Labour Court rules against Solidarity in mandatory workplace vaccination case
Vaccination in the workplace has been a hot topic for more than a year now and the first verdict is giving more direction.
The Labour Court gave its first verdict on vaccination in the workplace on Monday when it found in favour of an employer that restricted access to the workplace to employees who are not vaccinated and do not submit a negative Covid test.
According to law firm Cliffe Dekker Hofmeyr, the verdict to dismiss the urgent application offers a first look into judicial findings on vaccination status and workplace access.
Labour union Solidarity, acting on behalf of Johetta Van Rensburg, launched an urgent application in the Labour Court to challenge the admission policy of Ernest Lowe, a division of Hudago Trading, after Van Rensburg was refused entry when she arrived at work on 4 January this year.
Vaccinate or test
Van Rensburg indicated that she was not willing to be vaccinated even before Ernest Lowe finalised its policy restricting access to its workplace to curb the spread of Covid-19, but said she was willing to submit a weekly Covid-19 test if it was at the employer’s expense.
Ernest Lowe informed her that it would not pay for the test and would therefore not allow her onto its premises and that the no-work-no-pay principle would apply.
Solidarity then wrote a letter on Van Rensburg’s behalf to Ernest Lowe, saying that the proposed “site entry policy” contravenes the Consolidated Direction on Occupational Health and Safety Measures in Certain Workplaces issued on 11 June 2021.
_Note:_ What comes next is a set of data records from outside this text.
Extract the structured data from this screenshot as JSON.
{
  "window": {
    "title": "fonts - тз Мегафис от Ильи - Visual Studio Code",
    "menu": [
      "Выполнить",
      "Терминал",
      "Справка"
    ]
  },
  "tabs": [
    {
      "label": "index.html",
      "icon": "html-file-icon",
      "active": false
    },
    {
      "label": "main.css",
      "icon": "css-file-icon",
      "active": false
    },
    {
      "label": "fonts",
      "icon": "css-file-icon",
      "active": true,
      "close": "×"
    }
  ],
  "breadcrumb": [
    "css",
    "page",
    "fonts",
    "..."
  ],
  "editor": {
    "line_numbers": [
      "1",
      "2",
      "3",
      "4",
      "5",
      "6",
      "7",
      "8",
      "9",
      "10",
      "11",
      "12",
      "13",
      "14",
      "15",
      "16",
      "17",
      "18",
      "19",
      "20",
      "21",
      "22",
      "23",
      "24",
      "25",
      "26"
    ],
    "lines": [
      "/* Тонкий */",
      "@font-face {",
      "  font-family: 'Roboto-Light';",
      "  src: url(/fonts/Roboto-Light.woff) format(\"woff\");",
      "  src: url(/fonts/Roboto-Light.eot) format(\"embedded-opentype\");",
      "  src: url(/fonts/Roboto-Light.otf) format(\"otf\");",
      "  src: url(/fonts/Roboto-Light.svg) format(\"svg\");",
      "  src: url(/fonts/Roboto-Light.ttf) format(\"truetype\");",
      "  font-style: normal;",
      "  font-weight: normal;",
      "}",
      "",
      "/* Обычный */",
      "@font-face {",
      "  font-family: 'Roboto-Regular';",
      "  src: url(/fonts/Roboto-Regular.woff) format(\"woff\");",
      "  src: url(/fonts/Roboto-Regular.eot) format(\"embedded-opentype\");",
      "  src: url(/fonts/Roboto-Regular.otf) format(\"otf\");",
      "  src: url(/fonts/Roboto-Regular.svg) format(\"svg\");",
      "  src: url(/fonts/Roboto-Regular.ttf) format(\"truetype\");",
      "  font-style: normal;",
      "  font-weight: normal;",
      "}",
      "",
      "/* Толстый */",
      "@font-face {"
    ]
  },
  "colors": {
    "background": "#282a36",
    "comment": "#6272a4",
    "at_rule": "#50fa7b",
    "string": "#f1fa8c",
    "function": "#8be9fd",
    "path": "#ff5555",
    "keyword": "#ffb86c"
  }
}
The letter also stated that Ernest Lowe is unilaterally changing Van Rensburg’s terms and conditions of employment by adopting this policy, but Ernest Lowe still notified all its employees on 13 December 2021 that only employees who had been fully vaccinated or produced a weekly negative Covid-19 test result would be allowed on its premises and that it would not contribute to the cost of the tests.
Ernest Lowe disputed Solidarity’s allegations and said it implemented the admission policy in terms of its obligations under sections 8 and 9 of the Occupational Health and Safety Act (OHSA).
These sections set out the employer’s duty to provide and maintain, as far as possible, a safe working environment without risk to its employees’ health, as well as an undertaking that people who are not employees but may be directly affected by its activities are, as far as possible, not exposed to hazards to their health or safety.
Changing terms of contract of employment?
Van Rensburg argued that the admission policy at Ernest Lowe breached several provisions of her contract of employment and that the Direction must be read as constituting implied, or alternatively, tacit terms and conditions of her employment contract.
She also argued that the site entry policy constituted a mandatory vaccination policy and Ernest Lowe did not comply with the requirements set out in the Direction to lawfully implement such a policy.
However, Ernest Lowe disputed her allegation that the admission policy constituted a mandatory vaccination policy and that its implementation breached her contract of employment. Ernest Lowe argued that the admission policy was introduced to comply with sections 8 and 9 of the OHSA and that the policy was not mandatory as employees had the option to submit a negative Covid test.
According to Cliffe Dekker Hofmeyr, the Labour Court had to determine whether Ernest Lowe’s policy was a breach or unilateral change to the terms and conditions of Van Rensburg’s employment contract and whether Ernest Lowe was obliged to adhere to the requirements set out in the Direction but failed to do so.
Labour Court finding
Th Labour Court found that Van Rensburg could not identify a specific term of her employment contract that was breached because of or by the adoption of the admission policy and that no provision of her contract of employment was unilaterally changed by the admission policy either.
Therefore, no provisions needed to be restored as Van Rensburg’s contract was not changed or breached. The Labour Court also found that Van Rensburg failed to plead and demonstrate how the admission policy amounted to a mandatory vaccination policy, as the admissions policy does not refuse unvaccinated employees entry to the work premises.
The court found that requiring vaccination or submitting weekly negative Covid-19 tests at their own expense was not a breach of the contract of employment or a unilateral change to the terms of employment.
In fact, the court found that Ernest Lowe acted in accordance to its duties in terms of the OHSA, as well as the Direction.
“Whether the court’s interpretation that there is a distinction between an admission policy and a mandatory vaccination policy is competent, is yet to be seen. However, this remains to date the most authoritative decision South Africans have on access to the workplace for employees who are not vaccinated,” Cliffe Dekker Hofmeyr says.